Contribution of denitrification and autotrophic and heterotrophic nitrification to nitrous oxide production in andosols

To quantify the contribution of denitrification and autotrophic and heterotrophic nitrification to N2O production in Andosols with a relatively high organic matter content, we first examined the effect of C2H2 concentrations on N2O production and on changes in mineral N contents. The optimum C2H2 concentration for inhibiting autotrophic nitrification was 10 Pa. Secondly, and Andosol taken from an arable field was incubated for 32 days at 30 degrees C at 60, 80, and 100% water-holding capacity with or without the addition of NH4+ or NO3- (200 mg N kg(-1)), and subsamples collected every 4-8 days were further incubated for 24 h with or without C2H2 (10 Pa). At 60 and 80% water-holding capacity with NH4+ added, 87-92% of N2O produced (200-250 mu g N2O-N kg(-1)) was derived from autotrophic nitrifiction. In contrast, at 100% water-holding capacity with or without added NO3-, enormous amounts of N2O (29-90 mg N2O-N kg(-1)) were produced rapidly, mostly by denitrification (96-98% of total production).
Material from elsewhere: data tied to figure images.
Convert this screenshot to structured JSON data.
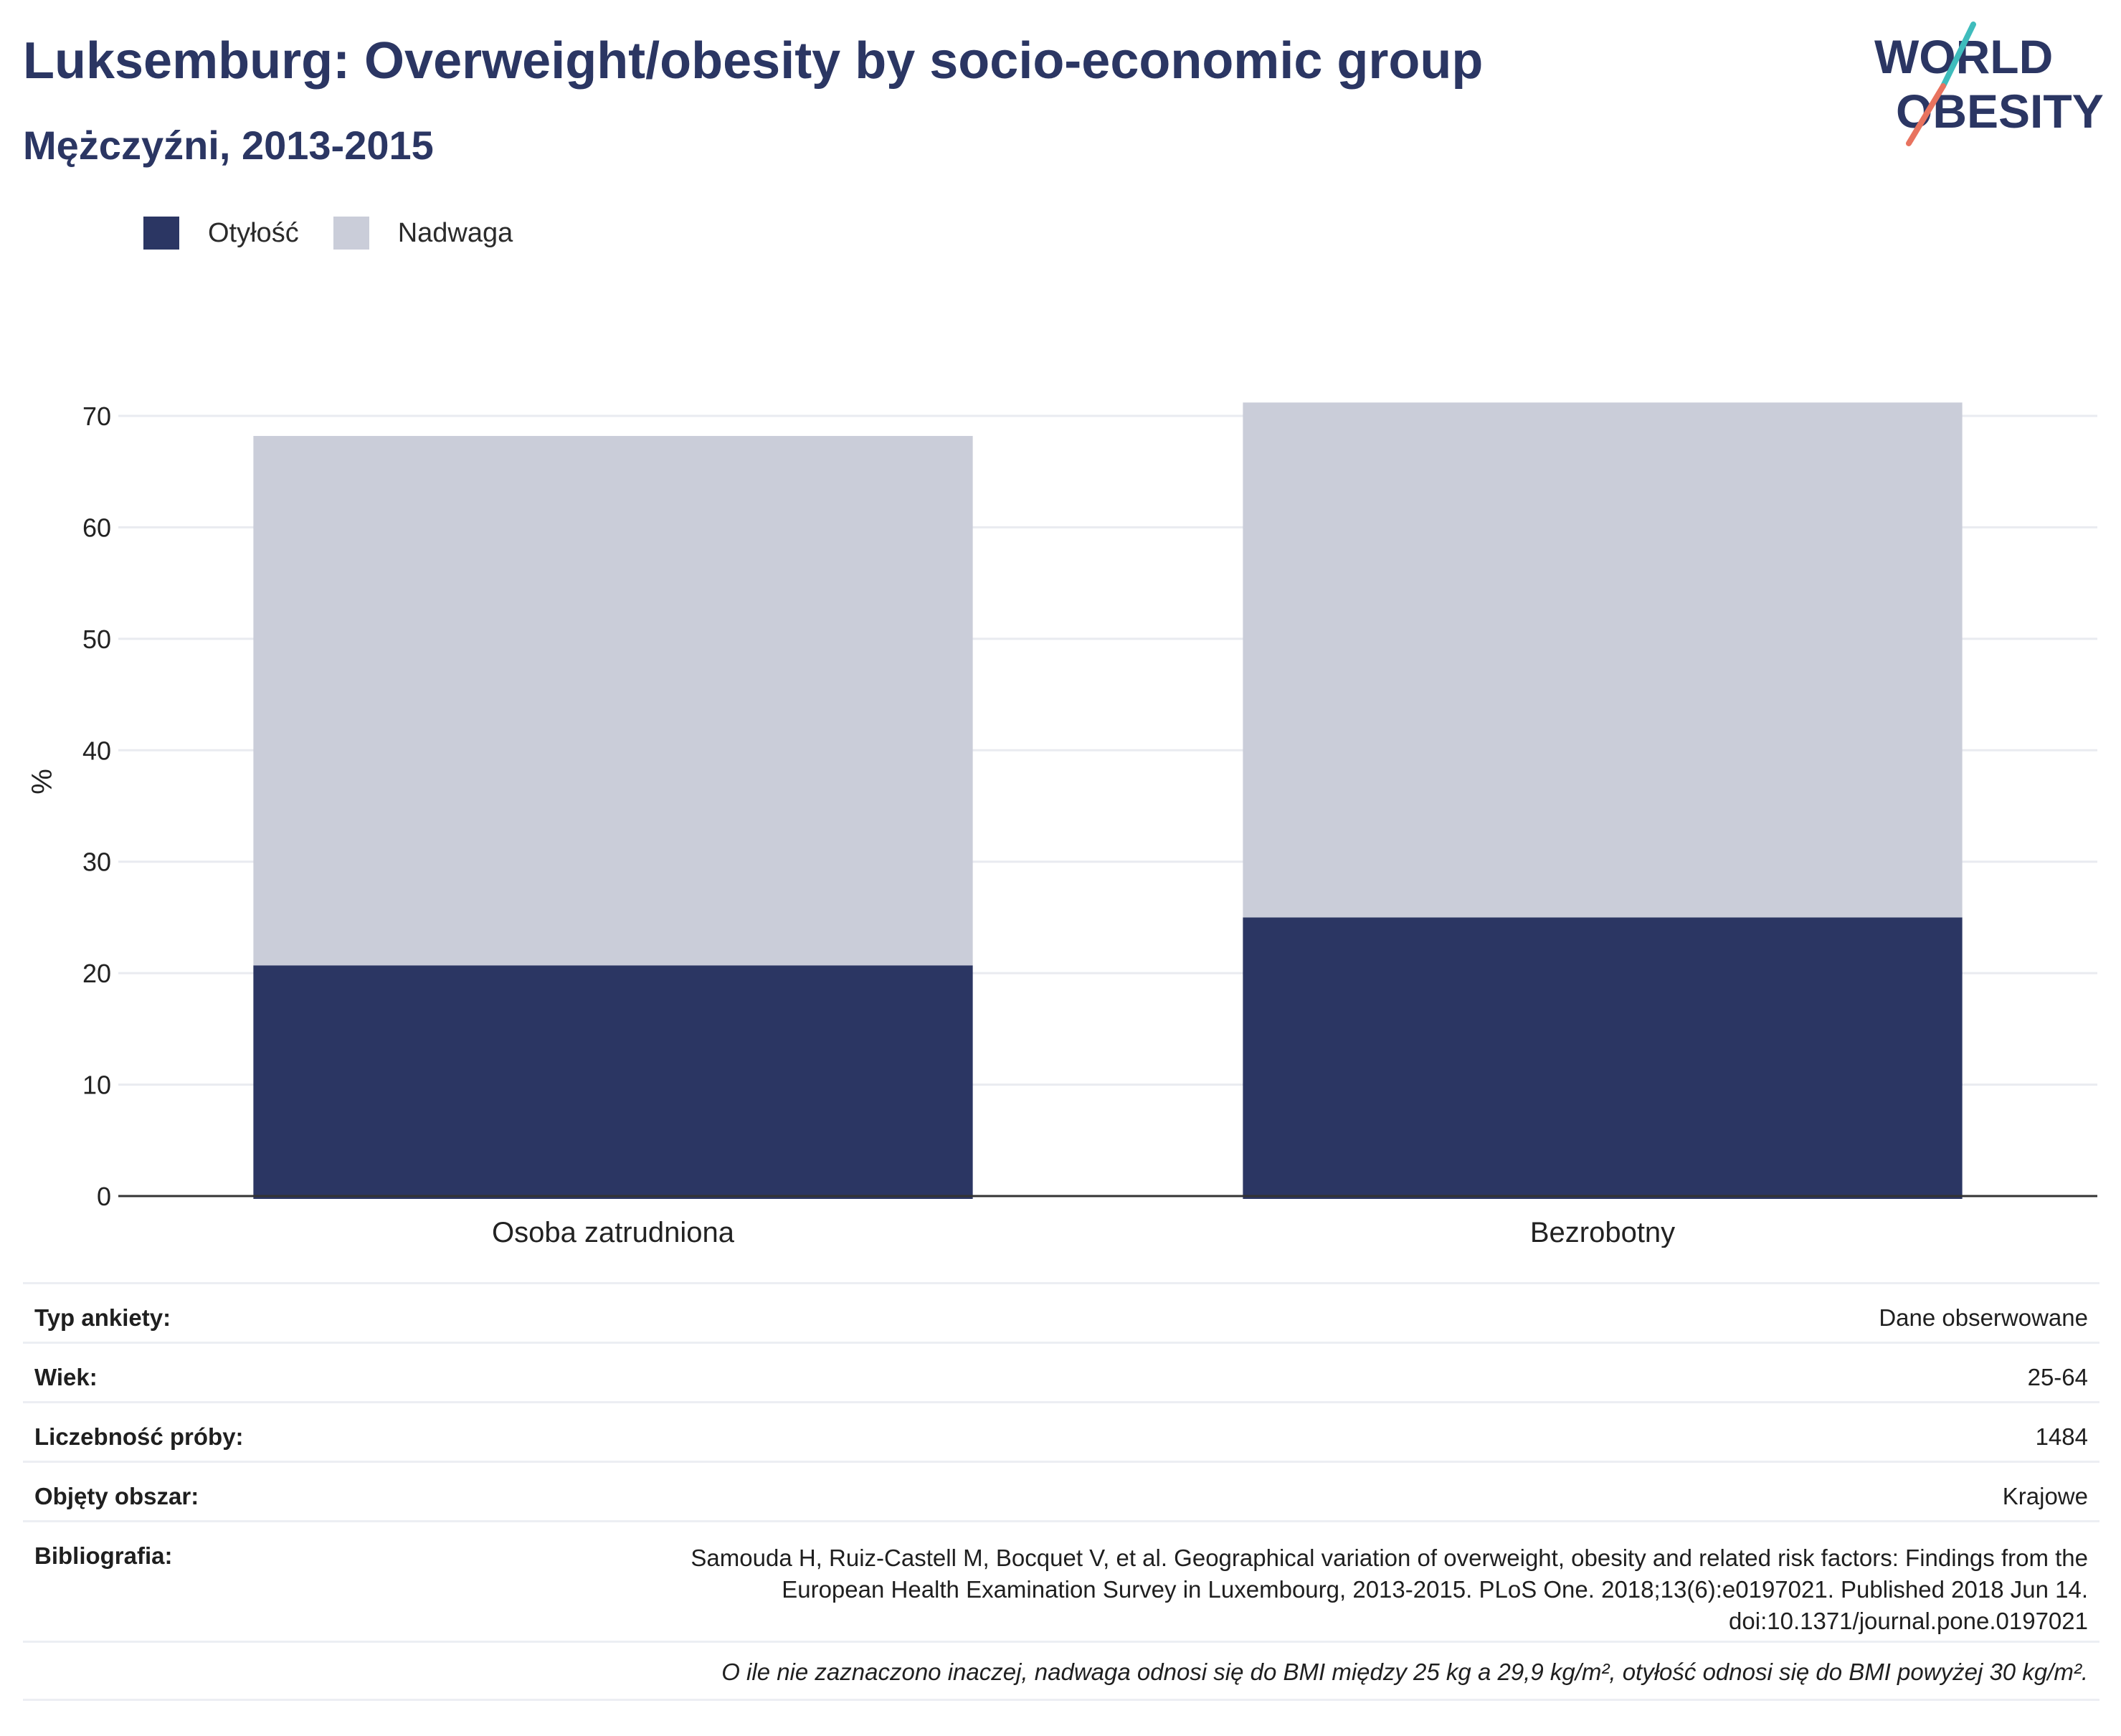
{
  "header": {
    "title": "Luksemburg: Overweight/obesity by socio-economic group",
    "subtitle": "Mężczyźni, 2013-2015"
  },
  "logo": {
    "line1": "WORLD",
    "line2": "OBESITY",
    "colors": {
      "text": "#2b3663",
      "slash_top": "#3fbcbc",
      "slash_bottom": "#e8735f"
    }
  },
  "colors": {
    "obesity": "#2b3663",
    "overweight": "#cacdd9",
    "grid": "#e9ebf0",
    "axis": "#333333"
  },
  "legend": [
    {
      "label": "Otyłość",
      "color": "#2b3663"
    },
    {
      "label": "Nadwaga",
      "color": "#cacdd9"
    }
  ],
  "chart_data": {
    "type": "bar",
    "stacked": true,
    "categories": [
      "Osoba zatrudniona",
      "Bezrobotny"
    ],
    "series": [
      {
        "name": "Otyłość",
        "values": [
          20.7,
          25.0
        ]
      },
      {
        "name": "Nadwaga",
        "values": [
          47.5,
          46.2
        ]
      }
    ],
    "ylabel": "%",
    "ylim": [
      0,
      70
    ],
    "yticks": [
      0,
      10,
      20,
      30,
      40,
      50,
      60,
      70
    ],
    "grid": true,
    "legend_position": "top-left"
  },
  "info": {
    "survey_type": {
      "label": "Typ ankiety:",
      "value": "Dane obserwowane"
    },
    "age": {
      "label": "Wiek:",
      "value": "25-64"
    },
    "sample_size": {
      "label": "Liczebność próby:",
      "value": "1484"
    },
    "area": {
      "label": "Objęty obszar:",
      "value": "Krajowe"
    },
    "bibliography": {
      "label": "Bibliografia:",
      "value": "Samouda H, Ruiz-Castell M, Bocquet V, et al. Geographical variation of overweight, obesity and related risk factors: Findings from the European Health Examination Survey in Luxembourg, 2013-2015. PLoS One. 2018;13(6):e0197021. Published 2018 Jun 14. doi:10.1371/journal.pone.0197021"
    },
    "note": "O ile nie zaznaczono inaczej, nadwaga odnosi się do BMI między 25 kg a 29,9 kg/m², otyłość odnosi się do BMI powyżej 30 kg/m²."
  }
}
Thirdly, to examine N2O production by hetero-trophic nitrification, the Andosol was amended with peptone or NH4+ (both 1000 mg N kg(-1))+citric acid (20 g C kg(-1)) and with or without dicyandiamide (200 mg N kg(-1)). Treatment with citric acid alone or with citric acid+dicyandiamide suppressed N2O production. In contrast, peptone increased N2O production (5.66 mg N2O-N kg(-1) mainly by denitrification (80% of total production). However, dicyandiamide reduced N2O production to 1.1 mg N2O-N kg(-1). These results indicate that auto-trophic nitrification was the main process for N2O production except at 100% water-holding capacity where denitrification became dominant and that heterotrophic nitrification had a lesser importance in the soils examine.